Sunday, March 5, 2017

Hydrological Cycle

The hydrologic cycle (water cycle) is a global, sun-driven process. On Earth, water travels in a cyclical process, transported from water bodies to the atmosphere, then to land, and subsequently to water bodies in the hydrologic cycle. Water is evaporated by the sun, incorporated into clouds as water vapor, falls to the land and water bodies as rain, and from land it goes back to the water bodies through several hydrologic processes, such as runoff and infiltration. The hydrologic cycle is a closed system for Earth, as the amount of water remains fixed throughout, but it may vary with its distribution geographically, temporally, and seasonally. 

Six major components of the hydrologic cycle are precipitation, infiltration, evaporation, transpiration, surface runoff, and groundwater flow. Evaporation and transpiration together are known as evapotranspiration. The volumes of different components of hydrologic cycle are: 110,000 cu. km of precipitation onto land and 458,000 cu. km of precipitation on the ocean surfaces, with 502,800 cu. km of evaporation from oceans and 65,200 cu. km of evaporation from land, of which 42,600 cu. km is from river runoff, and 2,200 cu. km is from underground runoff.

Increasing atmospheric concentrations of greenhouse gases warmed the Earth’s surface by nearly 1 degree F (0.6 degree C) during the 20th century. It may continue in this century, leading to a higher sea-surface temperature. One consequence of a warmer ocean surface is a larger vapor pressure difference between the sea surface and the adjacent atmosphere. Therefore, there would be an increased evaporation rate and subsequent increase in the other components of the hydrologic cycle. 

Computer simulation models found that a global warming by 7.2 degrees F (4 degrees C) is expected to increase global precipitation by about 10 percent, and that rainfall intensity will be greater than at present. Scientists, through models, found that the upper tropospheric water vapor amount will increase by 15 percent with each degree of atmospheric temperature rise. The global water vapor amount will increase by 7 percent with each degree of atmospheric temperature rise.

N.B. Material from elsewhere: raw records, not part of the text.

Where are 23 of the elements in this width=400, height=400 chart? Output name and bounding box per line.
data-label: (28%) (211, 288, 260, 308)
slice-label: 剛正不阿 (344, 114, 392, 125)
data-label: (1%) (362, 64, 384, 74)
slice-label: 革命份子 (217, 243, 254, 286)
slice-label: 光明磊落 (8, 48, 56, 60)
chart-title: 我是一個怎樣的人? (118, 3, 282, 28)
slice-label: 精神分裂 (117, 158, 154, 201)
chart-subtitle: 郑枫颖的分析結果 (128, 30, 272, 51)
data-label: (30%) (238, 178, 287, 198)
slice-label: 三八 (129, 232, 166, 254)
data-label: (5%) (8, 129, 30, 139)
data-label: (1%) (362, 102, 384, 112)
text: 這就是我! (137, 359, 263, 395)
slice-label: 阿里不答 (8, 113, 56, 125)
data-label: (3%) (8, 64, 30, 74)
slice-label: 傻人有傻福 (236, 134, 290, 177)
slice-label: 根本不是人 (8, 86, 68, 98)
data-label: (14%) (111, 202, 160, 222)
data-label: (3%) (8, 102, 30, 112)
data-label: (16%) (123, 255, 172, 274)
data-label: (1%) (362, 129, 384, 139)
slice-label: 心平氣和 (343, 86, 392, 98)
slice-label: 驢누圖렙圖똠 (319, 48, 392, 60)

Conversely, to make matters worse, water vapor acts as a prominent greenhouse gas. Increased water vapor alters the climate feedback loop. With a rise in surface temperature, the water vapor amount in the atmosphere increases. The additional water vapor absorbs additional radiated energy, which would normally escape from Earth’s surface to outer space, and it makes the Earth’s surface even warmer. This somber picture is further complicated by important interactions between water vapor, clouds, atmospheric motion, and radiation from both the sun and the Earth’s surface.